The fair values of the assets acquired, and liabilities assumed and the related acquisition accounting were based on management’s estimates and assumptions, as well as other information compiled by management. We determined the fair value of the timeshare financing receivables and inventory using a discounted cash flow model, which calculated a present value of expected future risk-adjusted cash flows over the remaining term of the respective timeshare financing receivable and the sell-out period of the inventory, respectively.

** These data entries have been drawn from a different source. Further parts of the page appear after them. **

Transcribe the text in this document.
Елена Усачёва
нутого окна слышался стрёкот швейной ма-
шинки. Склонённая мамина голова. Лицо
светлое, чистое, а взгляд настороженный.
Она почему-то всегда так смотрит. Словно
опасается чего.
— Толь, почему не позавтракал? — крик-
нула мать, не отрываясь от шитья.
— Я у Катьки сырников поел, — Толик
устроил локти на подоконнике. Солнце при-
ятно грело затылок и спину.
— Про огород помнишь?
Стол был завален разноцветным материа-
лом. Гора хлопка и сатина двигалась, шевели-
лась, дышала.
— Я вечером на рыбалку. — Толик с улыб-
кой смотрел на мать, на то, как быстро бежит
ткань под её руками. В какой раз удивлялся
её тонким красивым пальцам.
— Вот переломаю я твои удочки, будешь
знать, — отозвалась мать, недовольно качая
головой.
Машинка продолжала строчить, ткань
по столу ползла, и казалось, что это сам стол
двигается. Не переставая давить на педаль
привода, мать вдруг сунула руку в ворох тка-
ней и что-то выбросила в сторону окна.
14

For non-recourse debt we determined the fair value using recent trades of the debt, using adjustments to recent trades of similar debt or the settlement amounts for debt that was repaid in close proximity to the Grand Islander Acquisition Date.
The timeshare financing receivables acquired are considered PCD assets. The following table presents the acquired assets with credit deterioration as of the Grand Islander Acquisition Date:
($ in millions)
As of
December 1, 2023
Purchase price$252 
Allowance for credit losses24 
Premium attributable to other factors(2)
Par value$274 
Goodwill of $4 million was calculated as total consideration transferred less net assets acquired. The adjustments recorded during the measurement period resulted from changes to our estimates of the fair value of the acquired assets and assumed liabilities based on updates to assumptions in valuations of acquired timeshare financing receivables and inventory. These resulted in an increase to goodwill for the period of $2 million. We have allocated the acquired goodwill of $4 million to our Real Estate Sales and Financing segment. The majority of goodwill is expected to be deductible for tax purposes.